Отец обнял меня и успокоил, заверив, что у нас все обстоит благополучно. Мы стали беседовать, и он всячески старался развеселить и ободрить меня. Однако и отец вскоре почувствовал, что тюремная камера – неподходящее место для шуток и веселья. Удрученно оглядевшись вокруг, он сказал:
– Так вот в каком жилище ты оказался, сын мой! Ты отправился на поиски счастья, но тебя, должно быть, преследует по пятам нечто роковое. А бедный Анри…
При упоминании о моем несчастном друге я не смог сдержаться и заплакал.
– Увы, – с глубокой горечью проговорил я, – надо мной тяготеет проклятье; но я должен жить, чтобы совершить то, что мне предначертано судьбой, иначе мне следовало бы умереть еще тогда, когда я стоял перед гробом Анри.

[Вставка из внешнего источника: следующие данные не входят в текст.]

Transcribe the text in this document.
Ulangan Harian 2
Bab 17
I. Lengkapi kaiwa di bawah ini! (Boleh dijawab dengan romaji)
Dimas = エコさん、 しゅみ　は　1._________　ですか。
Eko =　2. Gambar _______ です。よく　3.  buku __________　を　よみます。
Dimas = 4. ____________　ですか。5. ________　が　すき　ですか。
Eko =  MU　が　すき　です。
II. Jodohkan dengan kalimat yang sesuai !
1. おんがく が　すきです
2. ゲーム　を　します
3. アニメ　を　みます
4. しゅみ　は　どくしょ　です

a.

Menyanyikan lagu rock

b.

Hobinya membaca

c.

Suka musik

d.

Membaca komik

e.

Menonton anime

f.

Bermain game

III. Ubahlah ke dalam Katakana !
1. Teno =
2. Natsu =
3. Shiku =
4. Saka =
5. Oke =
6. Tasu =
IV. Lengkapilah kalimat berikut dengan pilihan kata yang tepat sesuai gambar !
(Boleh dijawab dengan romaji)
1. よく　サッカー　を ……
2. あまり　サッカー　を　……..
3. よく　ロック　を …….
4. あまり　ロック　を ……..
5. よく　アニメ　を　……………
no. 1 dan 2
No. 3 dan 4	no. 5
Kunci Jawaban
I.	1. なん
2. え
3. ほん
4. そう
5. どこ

Вскоре нашу беседу прервали, ибо действовало предписание врача всячески оберегать меня от сильных волнений. Отцу пришлось покинуть камеру, но его появление было для меня целительнее любых снадобий: с того дня я начал быстро поправляться и силы мои прибывали.
Но едва я одолел недуг, как мною овладела черная меланхолия, которую ничто не могло прогнать. Образ убитого друга, словно призрак, постоянно витал передо мной, и отец уже начал опасаться возвращения болезни.
Зачем он тревожился, зачем пытался сберечь мою несчастную жизнь, ненавистную мне самому? Затем, чтобы я все вынес до конца? Но мой конец уже близок. Очень скоро смерть положит предел всем волнениям и скорбям и освободит меня от тягостного гнета. Приговор будет приведен в исполнение, и я наконец-то обрету покой.
Порой я часами сидел в камере неподвижно, устремив взгляд в одну точку и безмолвно шевеля губами. Про себя я молил Всевышнего, чтобы разразилась какая-нибудь гигантская катастрофа, которая похоронила бы под обломками меня самого и созданное мною безжалостное чудовище.